Cascara was used in traditional medicine as a laxative. The dried, aged bark of R. purshiana used by indigenous native cultures and settler Euro-Americans as a laxative is similar to other anthraquinone-containing herbal preparations of leaves and fruits of senna, the latex of Aloe vera, and the root of the rhubarb plant. Commercially, it is called "cascara sagrada" ('sacred bark' in Spanish), while in the local trade language Chinook Jargon it is known as "chittem bark" or "chitticum bark". Following its introduction to formal U.S. medicine in 1877, it replaced the berries of R. catharticus as the favored laxative. The historical interest in using cascara damaged native cascara populations during the 1900s due to overharvesting.

==== Preparation in folk medicine ====
The bark is collected in the spring or early summer, when it easily peels from the tree.

Once stripped from the tree, the bark must be aged for several months, because fresh cut, dried bark causes vomiting and violent diarrhea. This drying is generally done in the shade to preserve its characteristic yellow color. This process can be quickened by simply baking the bark at a low temperature for several hours. Botanist J. Morton suggests using a dose of 10–30 grains, dissolved in water, or 0.6–2.0 cc for fluid extract.
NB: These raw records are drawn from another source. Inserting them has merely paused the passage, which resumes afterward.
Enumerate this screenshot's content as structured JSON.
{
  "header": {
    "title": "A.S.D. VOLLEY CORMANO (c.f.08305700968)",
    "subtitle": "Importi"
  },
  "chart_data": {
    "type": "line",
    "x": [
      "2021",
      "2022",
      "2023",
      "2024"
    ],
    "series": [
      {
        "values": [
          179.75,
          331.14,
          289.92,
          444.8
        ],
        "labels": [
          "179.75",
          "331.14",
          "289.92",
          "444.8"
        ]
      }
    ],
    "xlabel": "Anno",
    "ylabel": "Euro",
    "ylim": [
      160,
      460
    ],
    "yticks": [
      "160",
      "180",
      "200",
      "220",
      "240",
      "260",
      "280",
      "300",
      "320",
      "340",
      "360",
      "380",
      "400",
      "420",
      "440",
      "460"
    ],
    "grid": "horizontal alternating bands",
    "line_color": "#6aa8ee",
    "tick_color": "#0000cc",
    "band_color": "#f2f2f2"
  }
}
J.A. Duke suggests an effective dosage is approximately 1–3 g dried bark, or 1–2.5 g powdered bark.

=== Other uses ===
The fruit can also be eaten cooked or raw, but has a laxative effect. The food industry sometimes uses cascara as a flavoring agent for liquors, soft drinks, ice cream, and baked goods. Cascara honey is edible, but slightly laxative. The wood is used by local people for posts, firewood, and turnery. It is also planted as an ornamental, to provide food and habitat for wildlife, or to prevent soil erosion. Due to its bitter taste, cascara can be used to stop nail-biting by applying it to the fingernails.